This is part one of my story that spans back 25 years. I was inspired to write about my road to recovery and the people that I was blessed to meet along the way. They were angels sent from God to encourage me and guide me along the way with their wisdom, love, and compassion. I hope you are inspired and blessed by reading this.
25 years ago, on Tuesday, March 2, 1987, my parent drove me to Austin, TX to be admitted into the drug and alcohol unit of the Austin State Hospital. At 24, I had done everything to destroy my life, not that I wanted to die; I just did not know how to live.
Upon arrival I was evaluated and checked in. I was taken to the unit so that I could be assigned a bed. Still numb emotionally and not knowing exactly what was happening to me, I know one thing, that I didn’t want to live the way I had been living. I was raised in a home of God fearing parents, my dad was a Baptist deacon and my mother was the church secretary. I knew of God and developed a belief that God was always there. Maybe it was my religion or it could have been my relationship but I remember many nights being high on drugs and kneeling down on the side of my bed to praying to God.
When I walked in the day room of the ADAC Unit for the first time I saw this poster on the wall with some writing on it numbered from 1-12. It caught my eye because the word “God “looked like it was glowing. Maybe this was my burning bush experience? Not knowing what the future had in store for me expectations were low because I just didn’t know much more than where I had come from. I stayed at the Austin State Hospital for 28 days, established some new friend who were in treatment with me at that time. The facility would let us go to outside AA meetings where you would have to sign a notebook and volunteers for the local AA club would come and take us to a meeting. This is where I meet an 18 year old college student by the name of Jeff. He had 2 years clean and was a student at The University of Texas. He later became my sponsor and was a key part of where I am today.
After I left the Austin State Hospital there was a two week period before I could get into my next treatment facility. I did not want to go back home because I was too connected in my community and the lack of money was not an obstacle in my drug usage, so I decided to stay in Austin. I work out a plan where I would stay with my sponsor for a few days and the rest of the time I would stay at the Salvation Army. I was able to get a job in the kitchen at the Salvation Army where I was living and had the pleasure of working with a wonderful man by the name of Lenard, he walked with a crutch. I can’t remember if he was a good cook but he was a personality that encouraged me to stay on the path that I was on.

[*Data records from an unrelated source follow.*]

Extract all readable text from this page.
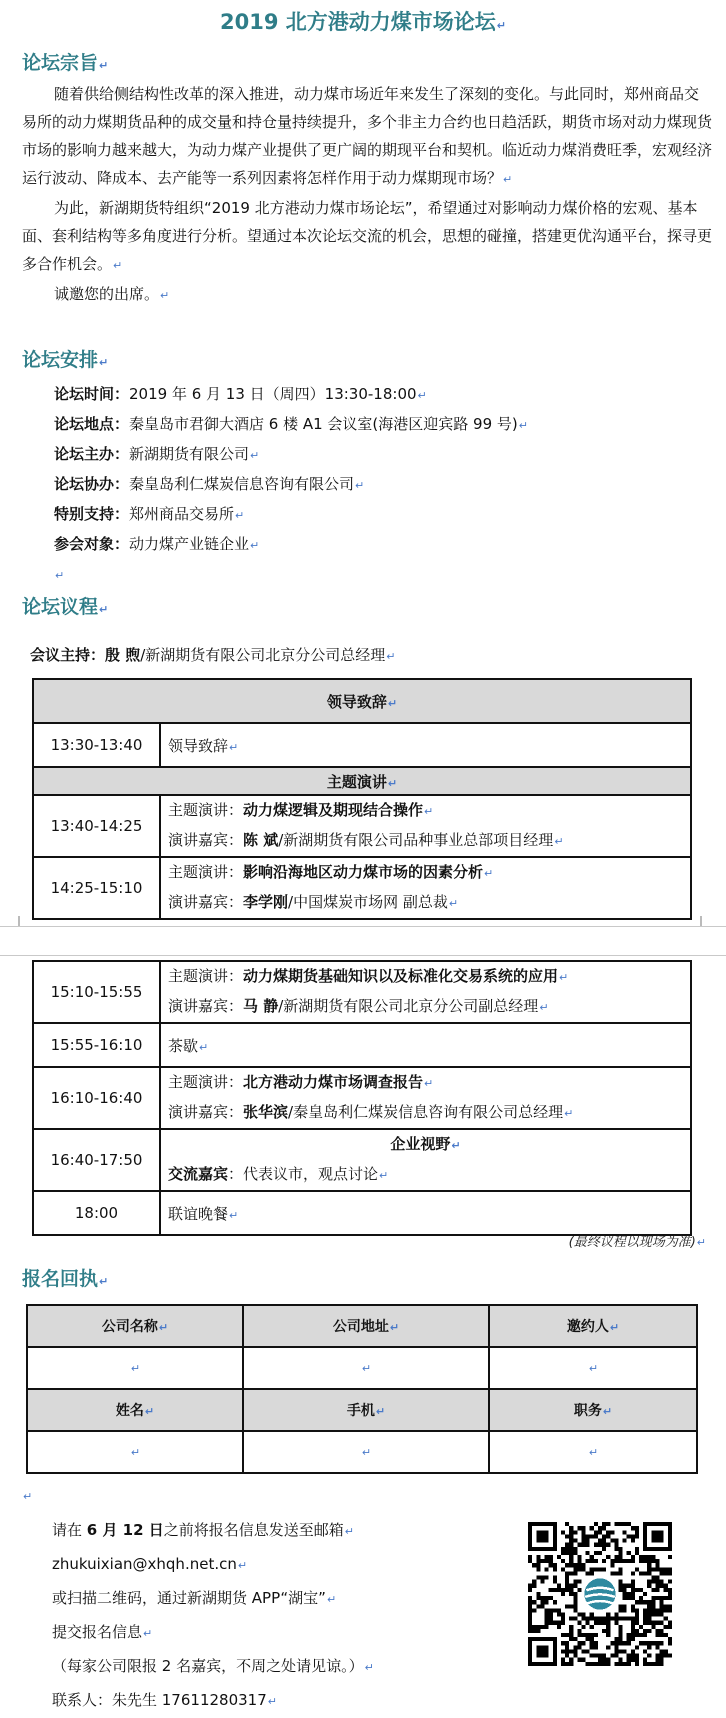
2019 北方港动力煤市场论坛↵
论坛宗旨↵

随着供给侧结构性改革的深入推进，动力煤市场近年来发生了深刻的变化。与此同时，郑州商品交易所的动力煤期货品种的成交量和持仓量持续提升，多个非主力合约也日趋活跃，期货市场对动力煤现货市场的影响力越来越大，为动力煤产业提供了更广阔的期现平台和契机。临近动力煤消费旺季，宏观经济运行波动、降成本、去产能等一系列因素将怎样作用于动力煤期现市场？↵

为此，新湖期货特组织“2019 北方港动力煤市场论坛”，希望通过对影响动力煤价格的宏观、基本面、套利结构等多角度进行分析。望通过本次论坛交流的机会，思想的碰撞，搭建更优沟通平台，探寻更多合作机会。↵

诚邀您的出席。↵

论坛安排↵
论坛时间：2019 年 6 月 13 日（周四）13:30-18:00↵
论坛地点：秦皇岛市君御大酒店 6 楼 A1 会议室(海港区迎宾路 99 号)↵
论坛主办：新湖期货有限公司↵
论坛协办：秦皇岛利仁煤炭信息咨询有限公司↵
特别支持：郑州商品交易所↵
参会对象：动力煤产业链企业↵
↵
论坛议程↵
会议主持：殷 煦/新湖期货有限公司北京分公司总经理↵
领导致辞↵	
13:30-13:40	领导致辞↵
主题演讲↵	
13:40-14:25	主题演讲：动力煤逻辑及期现结合操作↵
演讲嘉宾：陈 斌/新湖期货有限公司品种事业总部项目经理↵

14:25-15:10	主题演讲：影响沿海地区动力煤市场的因素分析↵
演讲嘉宾：李学刚/中国煤炭市场网 副总裁↵
15:10-15:55	主题演讲：动力煤期货基础知识以及标准化交易系统的应用↵
演讲嘉宾：马 静/新湖期货有限公司北京分公司副总经理↵

15:55-16:10	茶歇↵
16:10-16:40	主题演讲：北方港动力煤市场调查报告↵
演讲嘉宾：张华滨/秦皇岛利仁煤炭信息咨询有限公司总经理↵

16:40-17:50	企业视野↵
交流嘉宾：代表议市，观点讨论↵

18:00	联谊晚餐↵
(最终议程以现场为准)↵
报名回执↵
公司名称↵	公司地址↵	邀约人↵
↵	↵	↵
姓名↵	手机↵	职务↵
↵	↵	↵
↵
请在 6 月 12 日之前将报名信息发送至邮箱↵
zhukuixian@xhqh.net.cn↵
或扫描二维码，通过新湖期货 APP“湖宝”↵
提交报名信息↵
（每家公司限报 2 名嘉宾，不周之处请见谅。）↵
联系人：朱先生 17611280317↵
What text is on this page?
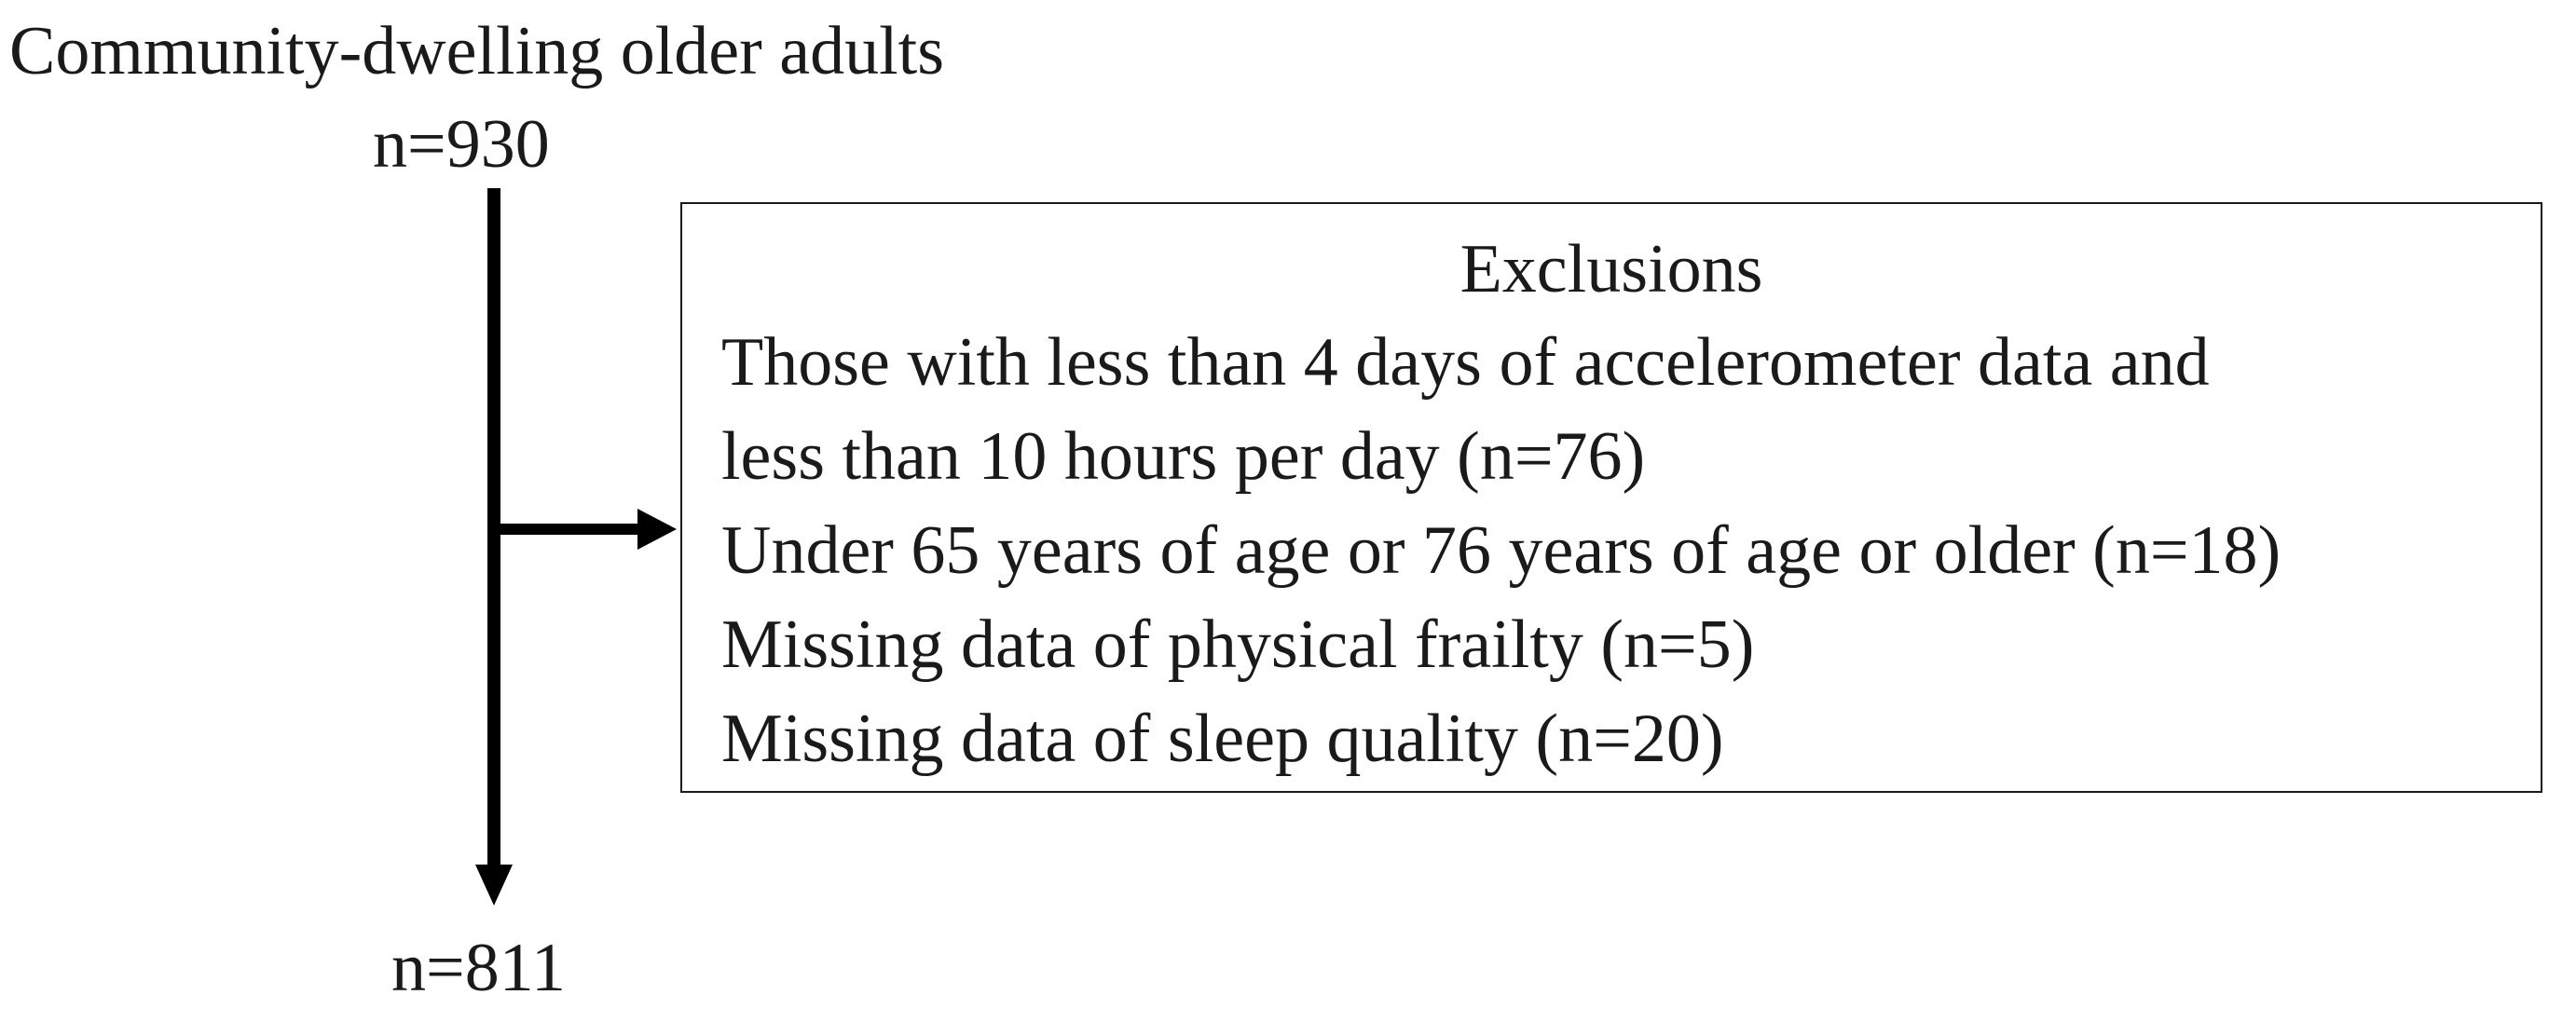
Community-dwelling older adults
n=930
Exclusions
Those with less than 4 days of accelerometer data and
less than 10 hours per day (n=76)
Under 65 years of age or 76 years of age or older (n=18)
Missing data of physical frailty (n=5)
Missing data of sleep quality (n=20)
n=811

I finally arrive at my second treatment center which was the Austin Recovery Center’s REAP facility which was on the outskirts of Austin (in the country). Again my journey continues to unfold because I think this is where I really began to start getting in touch with myself. The transition was easier for me because some of the clients that were with me at the Austin State Hospital transferred after graduation. My buddy Les was at the ADAC unit and some new characters had entered the picture. I guy by the name of James, and a beautiful lady that we called Buzzy help to make my stay at REAP a good one. We play softball, basketball, and other activities, they had to help us addicts get back to some physical activities other than running the crack house marathons. Interesting story, I was doing some volunteer work, years later at a prison in the Sugar Land area. While facilitating one of their family groups I was sharing my story about being in Austin. I talked about attending the REAP program and one of the family members said “That’s interesting because I worked at the REAP unit”. Then she asked what year and I told her 1987. She said I was a counselor there in 1987, who was your counselor she asked? I told her a lady by the name of Cathy. She said “I am Cathy”! This was a surprise to me because the woman that I remember was heavy set women and this person was thin and frail looking. She later explained that she has been through some things and some health challenges. I could hear the voice of the comedian Robin Harris saying “small world”.